March 1, 2016
Contributed by Vijay Dandapani, President, Apple Core Hotels, New York City, Chairman, Hotel Association of New York City
“Where there is smoke there is fire,” goes the old, if trite, saying. There has been plenty of smoke, most of it aired by Airbnb, when it comes to characterizing the home-rental market.
Among the things Airbnb purports to have created is a whole new tour and travel market; enabled hundreds, if not thousands, of homeowners and renters to meet their housing costs; and liberated entire sections of the populace from financial ruin. The fire, metaphorical and literal, lies in the millions of dollars of economic loss to society and potential physical damage stemming from a near total lack of fire-safety systems.
Airbnb and, surprisingly, more than a couple of CEOs of large hotel brands together with several consultants, espouse the notion that the former is in a different space and therefore not competitive with the hotel industry. That is fanciful and wishful thinking at best – even though the proponents likely come to the same conclusion for very different reasons.
Whatever the reasons, studies are starting to show that the shadow hotel market is indeed a threat to the legal hotel industry, particularly in large conurbations like New York. The latest and, perhaps, most well-researched of them is by CBRE’s Hotels’ America Research team that was released in January. While noting that during a 12-month period ended September 2015 Airbnb users spent US$2.4 billion on lodging, more than a whopping 55% of that was spread over only the five cities of New York, Los Angeles, San Francisco, Miami and Boston.
The CBRE report has a compelling level of granularity going so far as to winnow down the Airbnb list of hosts to multi-unit “hosts” (Airbnb jargon for hotel operator) and stack them against regular hotels to determine penetration. The report consciously left out occasional renters/rentees whose profile is what Airbnb seeks to project in their bid to be portrayed as good corporate citizens.

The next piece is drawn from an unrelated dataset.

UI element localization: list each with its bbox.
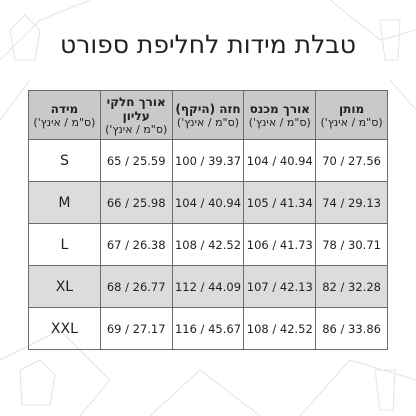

The report specifically points to a correlation between Airbnb supply growth to cities with higher ADRs and occupancies with the metropolitan areas having the highest number of “active” Airbnb units. Unsurprisingly, the latter is shown to grow in response to compression in the traditional hotel market due to events like the Super Bowl, the Pope’s visit and New Year’s eve.
CBRE also developed an Airbnb competition index that incorporated ADRs from Airbnb inventory and regular hotels, as well as the inventory levels of the two competing suppliers, into a measure of potential risk for these hotel markets. Perhaps the most telling aspect of the report is that the index for New York City topped the chart coming in at 81.4 with an active (excludes hosts who rent sporadically) unit supply that is 20% of the total hotel room count.
The vanishing number of compression days, particularly in New York City, which reported a grand total of three per the city’s visitors bureau (NYC & Co.) in 2015 versus nearly a 90 a decade ago, is a certainly a direct consequence of the foregoing, hotel supply growth notwithstanding. That is only underscored by Airbnb’s boast of having achieved an astounding 47,000 room nights for last New Year’s Eve. As CBRE’s report rightly concludes, Airbnb’s impact on hotels is at least twofold: ADR growth will continue to be stymied, while also serving to curb hotel construction. It also makes the lens for hotel development considerably more murky as it is almost impossible to guess when new “active” hosts will enter the market in response to compression given the development window for an Airbnb unit is merely a few hours compared to over two years for hotels.
Reports in a similar vein from last year point to the target market for multi-host operators on the Airbnb platform as being in the same business arena as hotels include an industry overview analysis brought out last summer by Bank of America Merrill Lynch, which noted that 67% of Airbnb’s listings are competitive with the traditional hotel industry. At about the same time, HVS issued a report pointing to an estimated room revenue loss to the New York hotel industry of approximately US$450 million.
The knock-on economic impact of these factors to municipal coffers runs into billions of dollars that likely will remain out of reach of jurisdictions as long as the regulatory free-pass enjoyed by Airbnb due to lax enforcement of laws and dissimulation from Airbnb persists. Airbnb’s oft-expressed desire to pay occupancy taxes will do nothing to redress a range of issues such as ADA, real estate taxes, building code differences and wage costs incurred by regular hotels.
In the end, the idea of attaining a level playing field is one that is simply unachievable, even if Airbnb and its many smaller cohorts end up with the regulatory framework they are seeking so long as they operate as de-facto lodging facilities and not the occasional home-renter model they claim as their business model.
There is a model whereby home sharing can be embraced legally and with the Internet it can and should be a growing phenomenon. But the model should be predicated on legality. Just as (illegal) Napster arguably spurred Steve Jobs to create (legal) iTunes perhaps Airbnb will spur legal home-sharing instead of the rampant illegality that lies at the heart of their model. In the interim, for hotel owners the many insidious effects of a shadow lodging provider is an existential crisis, and one that needs to be addressed head-on.